Thunderbird now looks modern and tidy, with new dark-mode support and polished icons. The view is more polished with this new update, and I’m really loving it. Since OpenPGP is now part of Thunderbird, the extension Enigmail is waving goodbye, and the latest version is ‌ the last version of Enigmail for thunderbird. I like the accountHub; it houses all the account setup options.

Version 78 packed a lot, and now the update is bringing more although slowly. With the new point release, they improved the Calendar which is cool. Could not import an ICS file into a CalDAV calendar issue is now fixed which is nice. While better mail clients are available, I really like Thunderbird and I have been using it for almost 4 years now. I hope it will grow more, although the future is uncertain.

Rocky Linux will arrive in Q2 2021

Rocky Linux development is progressing and the user forum posted a new news in December. And Rocky Linux is coming soon. Within quarter 2 of 20201. The community manager previously posted:

“Transparency with the community and for those that will be relying on Rocky Linux to supplant their CentOS 8 installations before support expiration is paramount. We will soon be communicating a timeline for the delivery of the following:

Build systems and infrastructure readiness

Automatic package build infrastructures

When the testing package repository will be made public

Installer testing readiness

ETA for length of time needed for community testing

Release candidate availability

We are targeting Q2 2021 to deliver our first release of Rocky Linux, made available not only in standard commercial regions, but also GovCloud, and China.”

They also shared progress of development in the forum:

“We have selected and vetted auditing, logging, and user account management tooling.

  • Amazon Web Services (AWS):
    • The team selected AWS as the primary build platform for development of Rocky Linux. AWS was chosen primarily to protect the integrity of the software supply chain for Rocky Linux.
    • Unfortunately, donated hardware and rack space isn’t sufficient to meet our supply chain integrity needs.
    • Traditional physical hardware separate from our production build environment will still be necessary, and we expect a large portion of our infrastructure will exist outside of AWS for the purposes of business continuity, cost, and platform agnosticity.
    • We have outlined an infrastructure to best secure and facilitate our engineering efforts using multiple VPCs, subnets, and regions for high availability.
  • Data Centers:
    • We are negotiating with several data center providers for the secure hosting of our physical infrastructure.
    • After we have our physical infrastructure provider solidified, we will reach back out to those that have offered to donate hardware .
    • Discussions with the Oregon State University Open Source Lab (OSUOSL 23) regarding resources are in the works.

The core tenets of the Infrastructure Team are:

  • To provide a platform for the automatic and secure builds of packages and components which will allow for community participation without sacrificing security or trust in the resulting packages
  • The integrity of the build pipeline and software supply chain are paramount.
  • Be as vendor and platform agnostic as possible.
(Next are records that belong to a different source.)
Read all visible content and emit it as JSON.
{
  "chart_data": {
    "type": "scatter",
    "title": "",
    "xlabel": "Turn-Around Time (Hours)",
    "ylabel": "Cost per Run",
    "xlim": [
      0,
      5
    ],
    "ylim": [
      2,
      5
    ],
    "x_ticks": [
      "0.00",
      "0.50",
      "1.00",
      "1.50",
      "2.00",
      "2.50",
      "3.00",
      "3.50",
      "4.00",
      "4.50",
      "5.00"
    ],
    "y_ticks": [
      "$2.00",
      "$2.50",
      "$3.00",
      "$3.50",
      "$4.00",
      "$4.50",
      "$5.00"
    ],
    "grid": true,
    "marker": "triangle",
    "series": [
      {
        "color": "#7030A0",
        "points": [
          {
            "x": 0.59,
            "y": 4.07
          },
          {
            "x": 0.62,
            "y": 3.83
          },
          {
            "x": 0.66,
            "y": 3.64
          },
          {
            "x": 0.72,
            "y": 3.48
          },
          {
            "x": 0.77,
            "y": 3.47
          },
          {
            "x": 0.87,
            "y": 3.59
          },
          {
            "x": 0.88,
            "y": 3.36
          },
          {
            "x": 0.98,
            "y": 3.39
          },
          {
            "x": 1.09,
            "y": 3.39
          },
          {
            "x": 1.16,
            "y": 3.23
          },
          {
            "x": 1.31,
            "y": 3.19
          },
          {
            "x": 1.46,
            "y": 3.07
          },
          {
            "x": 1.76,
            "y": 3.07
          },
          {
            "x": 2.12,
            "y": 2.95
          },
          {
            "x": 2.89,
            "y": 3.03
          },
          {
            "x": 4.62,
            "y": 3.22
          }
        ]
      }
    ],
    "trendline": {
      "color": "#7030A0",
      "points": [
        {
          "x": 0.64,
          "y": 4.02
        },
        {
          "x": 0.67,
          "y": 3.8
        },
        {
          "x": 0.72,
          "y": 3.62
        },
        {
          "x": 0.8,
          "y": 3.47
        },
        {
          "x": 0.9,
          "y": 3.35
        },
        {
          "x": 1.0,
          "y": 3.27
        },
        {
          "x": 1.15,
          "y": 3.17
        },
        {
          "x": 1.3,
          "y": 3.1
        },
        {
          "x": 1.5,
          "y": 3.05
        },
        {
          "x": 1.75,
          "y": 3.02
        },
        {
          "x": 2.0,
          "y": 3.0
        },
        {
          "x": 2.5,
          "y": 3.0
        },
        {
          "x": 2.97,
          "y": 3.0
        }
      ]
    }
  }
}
Avoid vendor lock-in.
  • Be transparent with the community, to the extent possible and practical.”

For those who do not know, CentOS is abandoning CentOS stable and making it an upstream release of RHEL. This angered many users and enthusiasts. After this, Rocky Linux emerged and promised a full CentOS compatible OS for the stable CentOS users.

Conclusion

This is the last NIXFAQ roundup for 2020 and we wish you Happy Holiday, and best for the upcoming year. This year was full of news and in December we got to read many weirder and amazing ones. We have covered most amazing and weird ones and we hope you enjoyed it. Thank you so much for reading and wish you the best.